Taylor's influence has been validated by none other than David Bowie who, on more than one occasion, claimed that Taylor provided the main inspiration for his Ziggy Stardust character. 

"Bowie says that he based the character of Ziggy Stardust on the eccentric rocker "Vince Taylor" (real name Brian Holden and also known as the "French Presley") who moved to France and worked as an Elvis impersonator. Born in 1939 in Middlesex, Taylor's family migrated to the US when he was seven years old.  By the mid-1950s, his family had moved to California, where Taylor's sister married Joe Barbera, of the famous Hanna-Barbera cartoon partnership. It was in Los Angeles that Taylor - clearly influenced by Elvis Presley - began to hone his act in various LA nightclubs. In 1957 Taylor returned to London as a leather rocker and made such an impact that within a few months he was signed by EMI. At gigs, he would show all the signs of typical rock'n'roll magnetism, the screams from the women in the audience drowning out his weak voice, his only superficial flaw. Trips to Europe proved somewhat more chaotic, as his performances - with Taylor dressed in black leathers, wearing make-up, throwing himself about on stage as if in an epileptic fit - induced riots. Months of this exacting routine, however, began to take its toll as Taylor started to fall prey to the lure of drugs. Come 1964, Taylor was on the edge, his diet of drugs, wine and an increasing God complex leading to his eventual downfall.
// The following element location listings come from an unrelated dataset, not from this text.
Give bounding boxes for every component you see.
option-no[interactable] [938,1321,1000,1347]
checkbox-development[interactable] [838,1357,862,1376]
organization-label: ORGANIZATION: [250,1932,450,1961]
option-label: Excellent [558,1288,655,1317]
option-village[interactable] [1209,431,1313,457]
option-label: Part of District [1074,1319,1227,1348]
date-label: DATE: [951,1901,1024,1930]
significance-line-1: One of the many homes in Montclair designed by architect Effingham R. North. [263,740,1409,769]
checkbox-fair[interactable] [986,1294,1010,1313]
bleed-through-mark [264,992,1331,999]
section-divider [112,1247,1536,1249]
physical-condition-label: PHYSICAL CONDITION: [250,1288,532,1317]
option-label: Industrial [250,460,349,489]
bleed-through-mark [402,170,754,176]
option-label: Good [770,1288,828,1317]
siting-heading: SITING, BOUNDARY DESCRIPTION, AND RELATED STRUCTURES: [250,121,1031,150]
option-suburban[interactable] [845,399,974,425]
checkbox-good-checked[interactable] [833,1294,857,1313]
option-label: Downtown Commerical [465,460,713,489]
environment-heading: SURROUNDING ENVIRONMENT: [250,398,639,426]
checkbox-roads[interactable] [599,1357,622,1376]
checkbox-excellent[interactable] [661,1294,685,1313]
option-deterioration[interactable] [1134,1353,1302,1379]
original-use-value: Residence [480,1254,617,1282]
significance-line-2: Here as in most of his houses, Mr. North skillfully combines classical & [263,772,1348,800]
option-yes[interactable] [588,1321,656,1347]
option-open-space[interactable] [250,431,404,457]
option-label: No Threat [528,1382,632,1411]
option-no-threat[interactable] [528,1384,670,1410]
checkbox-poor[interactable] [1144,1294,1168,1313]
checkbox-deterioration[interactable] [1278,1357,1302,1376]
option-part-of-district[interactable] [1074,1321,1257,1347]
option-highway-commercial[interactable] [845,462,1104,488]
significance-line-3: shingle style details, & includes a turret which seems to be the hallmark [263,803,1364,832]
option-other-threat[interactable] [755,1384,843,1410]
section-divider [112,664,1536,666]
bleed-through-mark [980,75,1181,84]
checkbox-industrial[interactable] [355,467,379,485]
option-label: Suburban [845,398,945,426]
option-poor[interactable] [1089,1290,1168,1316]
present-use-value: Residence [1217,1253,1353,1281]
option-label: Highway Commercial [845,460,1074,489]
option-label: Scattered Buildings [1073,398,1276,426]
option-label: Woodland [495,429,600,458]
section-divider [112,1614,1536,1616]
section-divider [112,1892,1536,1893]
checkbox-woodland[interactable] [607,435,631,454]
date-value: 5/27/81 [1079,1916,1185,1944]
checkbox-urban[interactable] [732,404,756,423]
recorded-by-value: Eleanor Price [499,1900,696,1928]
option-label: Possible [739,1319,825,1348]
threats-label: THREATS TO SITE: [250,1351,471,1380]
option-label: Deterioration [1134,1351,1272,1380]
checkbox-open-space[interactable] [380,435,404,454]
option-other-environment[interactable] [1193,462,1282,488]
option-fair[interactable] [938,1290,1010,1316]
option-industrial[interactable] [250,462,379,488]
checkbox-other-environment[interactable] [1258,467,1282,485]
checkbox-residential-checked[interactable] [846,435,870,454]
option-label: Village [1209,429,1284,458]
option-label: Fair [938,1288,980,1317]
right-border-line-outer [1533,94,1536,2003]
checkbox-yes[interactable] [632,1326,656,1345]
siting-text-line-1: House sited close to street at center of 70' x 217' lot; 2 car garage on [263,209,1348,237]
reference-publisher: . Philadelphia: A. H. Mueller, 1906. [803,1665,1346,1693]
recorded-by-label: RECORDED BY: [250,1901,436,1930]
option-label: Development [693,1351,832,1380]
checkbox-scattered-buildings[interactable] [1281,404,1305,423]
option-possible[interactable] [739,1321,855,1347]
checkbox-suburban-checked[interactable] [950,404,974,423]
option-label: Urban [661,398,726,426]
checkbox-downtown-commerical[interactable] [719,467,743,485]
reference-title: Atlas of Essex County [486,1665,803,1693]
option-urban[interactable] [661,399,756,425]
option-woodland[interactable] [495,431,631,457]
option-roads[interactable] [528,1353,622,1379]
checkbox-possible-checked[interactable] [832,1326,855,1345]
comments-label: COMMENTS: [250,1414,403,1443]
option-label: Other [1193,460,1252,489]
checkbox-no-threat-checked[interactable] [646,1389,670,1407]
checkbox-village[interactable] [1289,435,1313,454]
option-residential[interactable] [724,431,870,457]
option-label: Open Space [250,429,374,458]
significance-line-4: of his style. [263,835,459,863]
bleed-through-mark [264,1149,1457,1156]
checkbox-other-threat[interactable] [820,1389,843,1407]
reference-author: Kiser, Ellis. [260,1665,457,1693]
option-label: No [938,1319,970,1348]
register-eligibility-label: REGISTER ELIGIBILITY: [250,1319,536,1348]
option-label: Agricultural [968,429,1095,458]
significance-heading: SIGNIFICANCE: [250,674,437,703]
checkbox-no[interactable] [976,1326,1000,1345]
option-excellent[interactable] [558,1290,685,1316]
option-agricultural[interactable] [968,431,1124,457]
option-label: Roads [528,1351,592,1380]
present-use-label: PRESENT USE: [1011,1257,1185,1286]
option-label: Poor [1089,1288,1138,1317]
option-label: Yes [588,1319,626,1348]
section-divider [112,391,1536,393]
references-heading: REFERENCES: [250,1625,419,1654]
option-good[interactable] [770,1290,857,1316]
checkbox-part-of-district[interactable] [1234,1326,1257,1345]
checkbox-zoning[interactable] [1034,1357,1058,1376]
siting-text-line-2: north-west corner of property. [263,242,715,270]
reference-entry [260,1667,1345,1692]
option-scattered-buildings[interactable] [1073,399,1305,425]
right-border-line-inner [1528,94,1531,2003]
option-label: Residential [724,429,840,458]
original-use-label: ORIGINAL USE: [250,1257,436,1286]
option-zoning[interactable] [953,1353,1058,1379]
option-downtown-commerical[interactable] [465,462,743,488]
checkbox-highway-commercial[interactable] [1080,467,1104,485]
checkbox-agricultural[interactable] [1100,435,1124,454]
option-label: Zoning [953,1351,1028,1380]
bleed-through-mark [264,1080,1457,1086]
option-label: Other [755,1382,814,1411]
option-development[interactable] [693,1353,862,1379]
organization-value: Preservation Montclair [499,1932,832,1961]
From the mid-1960s, he drifted from club to club in London, claiming to anyone who would listen that he was the Son of God, his food intake consisting solely of eggs. His best known work is his 1959 single "Brand New Cadillac" which was covered by the Clash on London Calling (1977). The Clash's Joe Strummer recalled: 'Vince Taylor was the beginning of British rock'n'roll. Before him there was nothing. He was a miracle.' Bowie first encountered Taylor at the Giaconda cafe on Tottenham Court Road in 1966.  "He was the inspiration for Ziggy. Vince Taylor was a rock n roll star from the Sixties who was slowly going crazy. Finally, he fired his band and went on-stage one night in a white sheet. He told the audience to rejoice, that he was Jesus. They put him away." - Bowie (1976)" (The Ziggy Stardust Companion website)


Van Morrison, in his song "Going Down Geneva", remembered Taylor with the following lyric: "Vince Taylor used to live here, nobody's ever heard of him, just who he was, just where he fits in."